Abigail is a third-generation Thanesmith. Publishers turned development jobs into inherited roles because it builds generational expertise while avoiding the time and expense of application processes. People are just grateful for a job. Children are expected to study at a parent’s side until they reach the legal working age of 7, at which point they become an apprentice. They will largely assist through chores like placing pores, formatting code, restarting crashed test scripts, or recording impact sounds, then assume the family role upon their parent’s burnout-related death. The assassin Krios killed Abigail’s father, and his mother before him.

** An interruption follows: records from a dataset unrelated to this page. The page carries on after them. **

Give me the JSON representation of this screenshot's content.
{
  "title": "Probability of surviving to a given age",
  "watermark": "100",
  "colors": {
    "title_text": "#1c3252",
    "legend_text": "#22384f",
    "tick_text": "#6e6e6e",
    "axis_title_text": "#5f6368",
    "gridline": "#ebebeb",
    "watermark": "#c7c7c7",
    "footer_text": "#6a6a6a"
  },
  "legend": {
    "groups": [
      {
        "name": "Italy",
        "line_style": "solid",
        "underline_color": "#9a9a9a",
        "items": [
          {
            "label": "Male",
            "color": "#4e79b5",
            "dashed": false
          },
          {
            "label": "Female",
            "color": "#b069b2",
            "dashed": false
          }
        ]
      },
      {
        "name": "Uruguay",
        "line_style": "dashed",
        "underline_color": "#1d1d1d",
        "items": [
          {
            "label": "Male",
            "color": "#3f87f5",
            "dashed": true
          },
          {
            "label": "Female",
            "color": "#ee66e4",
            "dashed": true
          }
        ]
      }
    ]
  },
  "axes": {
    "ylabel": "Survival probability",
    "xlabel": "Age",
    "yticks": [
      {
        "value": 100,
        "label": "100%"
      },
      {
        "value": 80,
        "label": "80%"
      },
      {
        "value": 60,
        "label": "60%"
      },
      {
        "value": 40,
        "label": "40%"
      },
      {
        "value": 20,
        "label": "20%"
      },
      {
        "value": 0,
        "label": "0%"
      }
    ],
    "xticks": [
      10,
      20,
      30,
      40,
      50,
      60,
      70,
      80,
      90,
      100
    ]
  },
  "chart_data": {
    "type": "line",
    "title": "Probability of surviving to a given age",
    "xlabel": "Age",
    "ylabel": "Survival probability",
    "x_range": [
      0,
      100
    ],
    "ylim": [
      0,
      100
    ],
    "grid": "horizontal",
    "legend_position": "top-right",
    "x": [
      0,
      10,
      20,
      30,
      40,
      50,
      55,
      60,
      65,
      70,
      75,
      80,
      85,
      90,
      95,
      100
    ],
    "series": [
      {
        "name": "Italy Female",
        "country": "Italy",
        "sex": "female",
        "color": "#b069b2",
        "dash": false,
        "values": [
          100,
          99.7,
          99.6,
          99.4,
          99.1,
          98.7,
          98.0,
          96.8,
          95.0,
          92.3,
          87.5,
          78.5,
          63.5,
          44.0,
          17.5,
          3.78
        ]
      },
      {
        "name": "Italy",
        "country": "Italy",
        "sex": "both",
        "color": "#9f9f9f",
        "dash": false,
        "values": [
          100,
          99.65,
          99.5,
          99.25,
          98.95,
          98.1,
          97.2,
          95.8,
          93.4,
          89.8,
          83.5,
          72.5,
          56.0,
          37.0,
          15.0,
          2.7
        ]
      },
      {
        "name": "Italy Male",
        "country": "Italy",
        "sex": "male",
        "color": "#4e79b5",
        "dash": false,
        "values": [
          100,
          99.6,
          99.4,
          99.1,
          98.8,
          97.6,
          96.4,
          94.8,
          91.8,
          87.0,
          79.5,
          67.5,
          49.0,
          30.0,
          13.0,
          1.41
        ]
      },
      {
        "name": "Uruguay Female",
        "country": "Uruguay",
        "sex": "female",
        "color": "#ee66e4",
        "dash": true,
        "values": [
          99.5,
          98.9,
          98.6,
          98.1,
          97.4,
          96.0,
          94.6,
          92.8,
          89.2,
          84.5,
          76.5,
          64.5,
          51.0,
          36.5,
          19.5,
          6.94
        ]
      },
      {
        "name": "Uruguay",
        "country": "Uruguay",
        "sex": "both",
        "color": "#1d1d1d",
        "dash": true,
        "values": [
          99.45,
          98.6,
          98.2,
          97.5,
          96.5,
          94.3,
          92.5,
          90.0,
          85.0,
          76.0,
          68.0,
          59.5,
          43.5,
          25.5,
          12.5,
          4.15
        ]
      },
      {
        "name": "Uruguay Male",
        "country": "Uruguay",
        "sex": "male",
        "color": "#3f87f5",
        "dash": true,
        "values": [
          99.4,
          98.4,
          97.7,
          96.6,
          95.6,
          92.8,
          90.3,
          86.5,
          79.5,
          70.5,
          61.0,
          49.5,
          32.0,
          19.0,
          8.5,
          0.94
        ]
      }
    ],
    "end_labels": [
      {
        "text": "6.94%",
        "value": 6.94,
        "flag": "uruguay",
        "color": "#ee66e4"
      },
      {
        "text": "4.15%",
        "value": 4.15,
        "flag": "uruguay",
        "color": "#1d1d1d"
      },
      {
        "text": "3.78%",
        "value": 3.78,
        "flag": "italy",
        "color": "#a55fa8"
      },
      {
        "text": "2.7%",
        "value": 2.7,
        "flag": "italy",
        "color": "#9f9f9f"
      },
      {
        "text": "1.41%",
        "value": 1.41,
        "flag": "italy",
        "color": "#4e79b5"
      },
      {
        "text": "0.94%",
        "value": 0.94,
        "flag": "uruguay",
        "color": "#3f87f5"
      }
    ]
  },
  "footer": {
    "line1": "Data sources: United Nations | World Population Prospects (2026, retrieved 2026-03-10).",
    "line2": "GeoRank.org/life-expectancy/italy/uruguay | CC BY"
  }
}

Everyone Abigail meets is excited when they learn of her job. She found it funny, at first. Yes, she makes the lizard man people are horny for. She resents him. Sometimes, she takes this anger out on Thane with tiny tweaks. A slightly unflattering jacket cut on one Thane. A dullness to the eyes of another. Tiny acts of rebellion proving to herself that she is still alive. Abigail once spent 37 Thanes progressively raising one eyebrow (a drift slow enough for plausible deniability) to make the beast look foolishly quizzical. She only began migrating the brow back to its original position after an attentive fan launched a campaign which flooded her home with over 73,000 microtransaction death threats. Many of today’s games sell sanctioned death threats targeting individual developers because publishers realised rage was an untapped font of fan engagement. Abigail takes some comfort in knowing Thane’s fictional fate.
Abigail glances at the son brewing in a genepod on her desk. His tutelage will soon begin. For the family to survive, he must come to know that loathsome lizard’s face better than her own.